Are you passing /OPT:ICF or /OPT:REF to the VC6 linker? That might be related to the duplicate template instantiation removal (or not; duplicate template instantiations might be a special case, compared to ordinary duplicate functions). GCC seems to do something similar on some platforms.
Anyway, I wouldn't rely on this behavior being consistent across compilers. Also, changing the order of object files on the linker command line might affect which instantiation gets discarded.
There is another solution, you can create a shared parent class and put this static variable in it, then make your template class inherit it privately, here's an example:
class Parent
{
protected:
static long count;
};
long Parent::count = 0;
template<typename T>
class TemplateClass: private Parent
{
private:
int mKey;
public:
TemplateClass():mKey(count++){}
long getKey(){return mKey;}
}
int main()
{
TemplateClass<int> obj1;
TemplateClass<double> obj2;
std::cout<<"Object 1 key is: "<<obj1.getKey()<<std::endl;
std::cout<<"Object 2 key is: "<<obj2.getKey()<<std::endl;
return 0;
}
Output will be:
Object 1 key is: 0
Object 2 key is: 1
I think this is actually undefined behaviour.

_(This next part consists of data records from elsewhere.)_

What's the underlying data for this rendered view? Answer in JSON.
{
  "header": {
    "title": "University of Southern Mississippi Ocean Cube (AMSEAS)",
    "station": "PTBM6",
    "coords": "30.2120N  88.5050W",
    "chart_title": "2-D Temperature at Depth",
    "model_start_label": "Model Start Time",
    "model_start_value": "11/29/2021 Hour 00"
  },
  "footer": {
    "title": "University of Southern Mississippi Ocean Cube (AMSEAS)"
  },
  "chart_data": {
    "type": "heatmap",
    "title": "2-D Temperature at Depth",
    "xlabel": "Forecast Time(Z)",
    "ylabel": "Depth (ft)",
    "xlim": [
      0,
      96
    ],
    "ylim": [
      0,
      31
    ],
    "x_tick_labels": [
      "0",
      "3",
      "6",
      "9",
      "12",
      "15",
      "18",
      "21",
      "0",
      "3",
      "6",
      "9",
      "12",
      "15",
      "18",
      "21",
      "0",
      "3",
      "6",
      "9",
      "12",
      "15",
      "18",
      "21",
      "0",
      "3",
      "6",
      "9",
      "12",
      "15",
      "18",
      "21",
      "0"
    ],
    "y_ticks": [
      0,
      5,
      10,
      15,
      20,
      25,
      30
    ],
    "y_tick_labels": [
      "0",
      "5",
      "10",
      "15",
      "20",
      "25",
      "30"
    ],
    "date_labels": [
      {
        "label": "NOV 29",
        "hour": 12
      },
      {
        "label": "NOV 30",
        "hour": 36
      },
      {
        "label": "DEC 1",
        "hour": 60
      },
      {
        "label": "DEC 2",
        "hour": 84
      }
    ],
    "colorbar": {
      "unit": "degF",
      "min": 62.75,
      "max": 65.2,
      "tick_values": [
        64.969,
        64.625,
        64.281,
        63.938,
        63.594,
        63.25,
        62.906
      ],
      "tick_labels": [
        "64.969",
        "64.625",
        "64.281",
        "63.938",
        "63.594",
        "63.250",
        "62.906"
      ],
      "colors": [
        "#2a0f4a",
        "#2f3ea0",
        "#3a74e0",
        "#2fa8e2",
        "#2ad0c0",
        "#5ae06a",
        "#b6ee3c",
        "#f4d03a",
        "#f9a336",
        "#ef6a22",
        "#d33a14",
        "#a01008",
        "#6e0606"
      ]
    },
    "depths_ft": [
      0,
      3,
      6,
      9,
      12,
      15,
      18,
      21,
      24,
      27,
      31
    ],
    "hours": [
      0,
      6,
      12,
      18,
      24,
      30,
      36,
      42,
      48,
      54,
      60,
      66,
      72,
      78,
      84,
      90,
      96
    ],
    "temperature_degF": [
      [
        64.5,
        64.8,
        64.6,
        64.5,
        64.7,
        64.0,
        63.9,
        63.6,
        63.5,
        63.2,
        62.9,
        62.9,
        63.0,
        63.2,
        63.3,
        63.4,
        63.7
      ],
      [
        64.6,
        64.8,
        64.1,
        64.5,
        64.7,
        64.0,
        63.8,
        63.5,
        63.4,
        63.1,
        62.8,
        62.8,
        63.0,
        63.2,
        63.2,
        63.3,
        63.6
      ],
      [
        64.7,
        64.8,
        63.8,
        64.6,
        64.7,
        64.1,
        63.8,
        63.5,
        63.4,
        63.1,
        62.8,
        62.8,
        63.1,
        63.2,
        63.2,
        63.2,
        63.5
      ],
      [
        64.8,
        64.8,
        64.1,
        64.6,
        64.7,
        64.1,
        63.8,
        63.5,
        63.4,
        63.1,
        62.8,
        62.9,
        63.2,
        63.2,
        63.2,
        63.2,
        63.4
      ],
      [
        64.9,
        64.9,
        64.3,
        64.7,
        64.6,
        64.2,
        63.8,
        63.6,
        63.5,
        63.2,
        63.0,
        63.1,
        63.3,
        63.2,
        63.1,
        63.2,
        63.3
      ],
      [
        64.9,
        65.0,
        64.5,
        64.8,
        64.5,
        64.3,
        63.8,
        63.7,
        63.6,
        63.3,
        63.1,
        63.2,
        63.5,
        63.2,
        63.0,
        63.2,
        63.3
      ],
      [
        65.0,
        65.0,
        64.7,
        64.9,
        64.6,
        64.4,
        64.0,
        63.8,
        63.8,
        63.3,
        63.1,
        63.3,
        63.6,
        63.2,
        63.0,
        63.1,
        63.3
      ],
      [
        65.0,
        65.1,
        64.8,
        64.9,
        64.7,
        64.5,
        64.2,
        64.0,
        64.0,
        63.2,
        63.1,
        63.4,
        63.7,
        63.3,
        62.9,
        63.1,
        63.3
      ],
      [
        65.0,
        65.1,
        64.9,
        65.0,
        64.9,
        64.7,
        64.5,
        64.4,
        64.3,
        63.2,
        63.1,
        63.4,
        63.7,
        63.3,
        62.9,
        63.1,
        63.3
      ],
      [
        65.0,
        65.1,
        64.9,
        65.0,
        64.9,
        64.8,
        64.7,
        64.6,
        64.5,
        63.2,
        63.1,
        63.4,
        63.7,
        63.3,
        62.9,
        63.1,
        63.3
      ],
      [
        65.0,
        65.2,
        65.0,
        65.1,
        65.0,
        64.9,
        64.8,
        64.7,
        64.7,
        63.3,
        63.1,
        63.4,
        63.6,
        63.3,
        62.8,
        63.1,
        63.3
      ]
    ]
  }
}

According to C++14 [basic.def.odr]/6:
There can be more than one definition of a [...] member function of a class template [...] in a program provided that each definition appears in a different translation unit, and provided the definitions satisfy the following requirements. Given such an entity named D defined in more than one translation unit, then
each definition of D shall consist of the same sequence of tokens; and
in each definition of D, corresponding names, looked up according to 3.4, shall refer to an entity defined within the definition of D, or shall refer to the same entity, after overload resolution (13.3) and after matching of partial template specialization (14.8.3), except that a name can refer to a non-volatile
const object with internal or no linkage if the object has the same literal type in all definitions of D, and the object is initialized with a constant expression (5.19), and the object is not odr-used, and the object has the same value in all definitions of D; [...]
The problem is that in the first .cpp file, the name count within f1 refers to a different object than the name count within f1 in the second .cpp file, thus violating the condition that corresponding names should refer to the same entity.
They are different objects because of the static specifier which says that each translation unit gets its own object with that name.